Historical period dramas are often criticised for exaggerating emotions. Last year, actress Swara Bhasker had slammed Sanjay Leela Bhansali’s Padmaavat for “glorifying practices like Sati and Jauhar” in the movie.
For director M Padmakumar, whose film Mamangam has just hit theatres, it is mostly about sensible portrayal on screen.
Mamangam follows the story of a brave warrior (Mammootty) of Malabar and his loyal soldiers who fought in the medieval fair called Mamankam, held every 12 years between 800 AD and 1755 AD at the banks of Bharathapuzha in Kerala.
Excerpts from the interview:
Mamangam is touted as the most expensive movie produced in Malayalam. Does that add pressure?
Definitely. Because unless the film does well and becomes one of the biggest hits in Malayalam it won’t recover its cost. Since we are releasing it in multiple industries, the world is watching you. So the responsibility and the pressure is there. But one can’t bother about all that.

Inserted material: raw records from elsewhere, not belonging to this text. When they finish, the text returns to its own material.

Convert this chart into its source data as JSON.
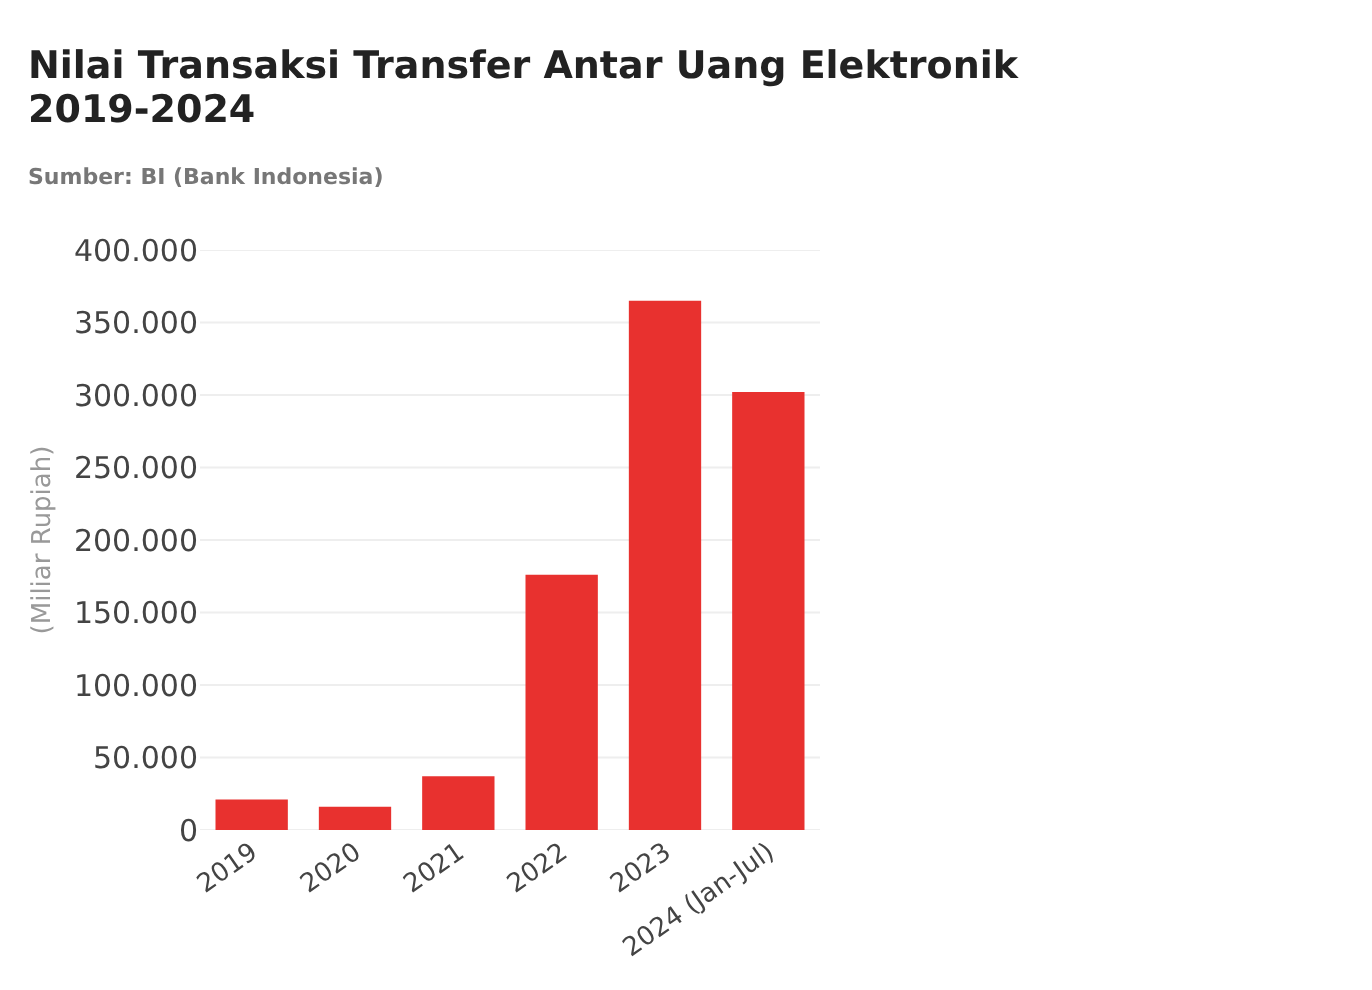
{
  "chart_data": {
    "type": "bar",
    "title": "Nilai Transaksi Transfer Antar Uang Elektronik\n2019-2024",
    "subtitle": "Sumber: BI (Bank Indonesia)",
    "ylabel": "(Miliar Rupiah)",
    "categories": [
      "2019",
      "2020",
      "2021",
      "2022",
      "2023",
      "2024 (Jan-Jul)"
    ],
    "values": [
      21000,
      16000,
      37000,
      176000,
      365000,
      302000
    ],
    "color": "#e8312f",
    "ylim": [
      0,
      400000
    ],
    "yticks": [
      {
        "value": 0,
        "label": "0"
      },
      {
        "value": 50000,
        "label": "50.000"
      },
      {
        "value": 100000,
        "label": "100.000"
      },
      {
        "value": 150000,
        "label": "150.000"
      },
      {
        "value": 200000,
        "label": "200.000"
      },
      {
        "value": 250000,
        "label": "250.000"
      },
      {
        "value": 300000,
        "label": "300.000"
      },
      {
        "value": 350000,
        "label": "350.000"
      },
      {
        "value": 400000,
        "label": "400.000"
      }
    ],
    "grid": true
  }
}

One can only do one’s job well which I think I have.
You started your journey with Oru Vadakkan Veeragatha which also had Mammootty in lead. Now you’re doing a film as elaborate as Vadakkan Veeragatha with him. How has he changed over the years and were there any pressure to cater to his stardom?
Never ever. Not then. Not now. He is an absolutely gem of a person and actor. He understands cinema in its totality.
Historical dramas, sometimes, features customs and behaviour that are considered regressive in current scenario.
Though Mamangam deals with history, it is more relevant in today’s times. The message that one would take away is important for even the kids. Just that we haven’t spoken about it and we want the audience to see it in the theaters.
What was the biggest challenge while directing the movie?
Lot of challenges were there. The language is something which belongs to that period. So the diction was always tricky. We shot for almost 30 nights for the action. An 11 year old doing action that adults won’t dare to do. Huge responsibility and tension.
When you direct a movie, do you keep the end result in mind?
You should not regret later that you could have done this better. The end result is important and does affect you but you can’t let that affect your thoughts while shooting.
What happens when you’re not able to direct with the one vision that you have?
It definitely affects a creative person as at times you can’t communicate what you are seeing in your mind about the end product midway to someone. That frustrates you. But you have to take all stakeholders along with you too. Because it’s a teamwork. Your actors, your technicians, the producer, all have to believe in your effort, your output and your ways.